Pourtant, en 1202, Innocent III, pape de son prénom décide qu’il est temps de laisser un souvenir
impérissable dans les pages de l’Histoire et à son tour appelle à la bonne volonté d’aller se faire tuer et
lance une quatrième croisade. Les frères Ponchu sont fatigués et leurs fils ne sont pas encore en âge.
Ils passent donc. Bien leur en pris car cette croisade ne verra jamais la Terre Sainte. Honteusement
détournée par des vils vénitiens qui désirent plus que tout régler une vieille dette d’avec Byzance, elle
verra les croisés piller la Nouvelle Rome et repartir avec le butin. Des chrétiens tuent d’autres
chrétiens mais à leur décharge, ceux-là étaient orthodoxes. Un moment de honte pour cet épisode
navrant.
S’en suit quatre autres croisades, chacune ayant pour but d’apporter un peu plus de gloire et de
richesse à ses déclencheurs mais sur le plan éthique et morale n’apportent pas grand-chose. Le pieux
Louis IX en sera même de sa poche pour aller voir le tombeau de Jérusalem et financera la septième
croisade. Le fils du second frère Ponchu sera de la partie, voulant lui aussi admirer la Terre Sainte que
croisèrent ses ancêtres. Revenu blessé, il instruira ses fils en leur disant bien que les croisades, pour
lui, c’est fini.
Que retenir de ces quelques lignes ? Quels furent les destins des hommes de la famille Ponchu ? Pas
grand-chose. Même si les occidentaux rapportèrent quelques nouveautés de leurs visites en Terres
Saintes, rien d’extraordinaire ne se produisit. Ces croisades contribuèrent à éloigner les Chrétiens des
Musulmans mais aussi, surtout, les Catholiques des Orthodoxes. La prise de Constantinople, les
trahisons répétées des croisées envers les byzantins et les exactions barbares et sanguinaires
contribuèrent à enliser encore plus les terres européennes et à développer un sentiment de méfiance et
de haine de la part des peuplades soumises.
Les croisades n'ont pas favorisé la connaissance réciproque des deux civilisations. Des contacts plus
enrichissants se sont noués en Espagne, en Sicile et à Constantinople après 1204. Comme toute
propagande, celle des croisades est plutôt négative. Les musulmans sont accusés à cette occasion
d'idolâtrie, d'immoralité et même de louer et justifier la violence, alors que les chrétiens eux-mêmes
faisaient l'apologie de la guerre pour rassembler et recruter des chevaliers sous la bannière du Christ.

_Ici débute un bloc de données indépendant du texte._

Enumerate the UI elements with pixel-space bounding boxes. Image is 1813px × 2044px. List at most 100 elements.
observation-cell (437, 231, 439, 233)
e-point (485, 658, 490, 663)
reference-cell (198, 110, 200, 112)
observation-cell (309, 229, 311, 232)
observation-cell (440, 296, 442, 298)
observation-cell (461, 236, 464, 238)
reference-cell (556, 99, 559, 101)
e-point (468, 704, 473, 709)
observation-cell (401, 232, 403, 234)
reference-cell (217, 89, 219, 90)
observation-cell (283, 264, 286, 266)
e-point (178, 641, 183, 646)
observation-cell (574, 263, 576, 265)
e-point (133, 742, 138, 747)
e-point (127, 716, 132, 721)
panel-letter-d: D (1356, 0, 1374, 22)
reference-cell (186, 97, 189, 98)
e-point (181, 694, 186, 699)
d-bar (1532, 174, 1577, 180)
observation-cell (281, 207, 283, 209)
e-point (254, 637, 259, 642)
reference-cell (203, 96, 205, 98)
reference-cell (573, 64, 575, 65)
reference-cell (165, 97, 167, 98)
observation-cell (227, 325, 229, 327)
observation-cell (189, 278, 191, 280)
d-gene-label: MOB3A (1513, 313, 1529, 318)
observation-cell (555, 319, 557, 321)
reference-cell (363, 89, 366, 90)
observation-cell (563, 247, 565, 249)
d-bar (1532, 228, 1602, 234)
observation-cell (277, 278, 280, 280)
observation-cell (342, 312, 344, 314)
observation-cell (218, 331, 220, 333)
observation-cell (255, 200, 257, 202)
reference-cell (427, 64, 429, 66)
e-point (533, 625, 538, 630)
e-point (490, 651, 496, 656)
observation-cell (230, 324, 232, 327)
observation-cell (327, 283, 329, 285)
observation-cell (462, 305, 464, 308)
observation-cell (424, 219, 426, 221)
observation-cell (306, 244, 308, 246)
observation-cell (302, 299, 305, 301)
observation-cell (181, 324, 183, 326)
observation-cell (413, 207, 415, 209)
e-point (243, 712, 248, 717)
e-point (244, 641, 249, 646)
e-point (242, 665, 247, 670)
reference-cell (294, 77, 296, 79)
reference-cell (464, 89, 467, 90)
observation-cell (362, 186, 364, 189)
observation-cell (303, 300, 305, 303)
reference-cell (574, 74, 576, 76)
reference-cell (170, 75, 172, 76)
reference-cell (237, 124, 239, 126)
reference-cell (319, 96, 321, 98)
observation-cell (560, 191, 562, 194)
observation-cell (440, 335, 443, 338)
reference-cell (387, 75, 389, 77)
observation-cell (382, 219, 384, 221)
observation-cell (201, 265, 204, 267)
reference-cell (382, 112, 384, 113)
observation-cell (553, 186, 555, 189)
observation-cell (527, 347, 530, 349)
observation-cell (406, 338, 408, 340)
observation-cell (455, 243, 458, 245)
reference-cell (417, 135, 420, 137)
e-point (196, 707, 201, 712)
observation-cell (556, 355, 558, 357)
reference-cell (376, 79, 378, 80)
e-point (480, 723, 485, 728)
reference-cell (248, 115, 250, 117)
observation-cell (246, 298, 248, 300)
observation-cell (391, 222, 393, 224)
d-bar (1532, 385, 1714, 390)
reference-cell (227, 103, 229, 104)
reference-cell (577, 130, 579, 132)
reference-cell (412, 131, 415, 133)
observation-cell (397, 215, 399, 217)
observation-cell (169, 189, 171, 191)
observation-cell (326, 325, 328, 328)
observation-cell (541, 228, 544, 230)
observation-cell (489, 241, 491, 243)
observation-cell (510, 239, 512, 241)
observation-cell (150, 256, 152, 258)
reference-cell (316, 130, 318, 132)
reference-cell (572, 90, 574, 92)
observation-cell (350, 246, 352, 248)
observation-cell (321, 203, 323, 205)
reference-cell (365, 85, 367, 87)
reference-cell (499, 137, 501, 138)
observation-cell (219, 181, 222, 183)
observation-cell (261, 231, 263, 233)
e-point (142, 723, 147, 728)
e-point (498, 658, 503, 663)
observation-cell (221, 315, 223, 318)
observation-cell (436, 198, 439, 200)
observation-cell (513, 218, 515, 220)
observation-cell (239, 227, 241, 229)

Les croisades ont été l'occasion pour les chrétiens occidentaux d'être confrontés à une masse de non-
chrétiens. Les disputations religieuses sont rares. Les conversions religieuses vers le christianisme se
sont rarement faites sous la contrainte. Le missionnaire Ricoldo loue même l'hospitalité des
musulmans.
Finalement, leur effet politique essentiel, et reconnu par tous, aura été de retarder de près de deux
siècles la prise de Constantinople par les Turcs. Ce délai sera mis à profit par les principaux États
européens pour se former et se consolider, confinant la poussée ottomane sur la rive sud de la
Méditerranée.
Joseph-Marie Ponchu, descendant du chevalier, historien amateur.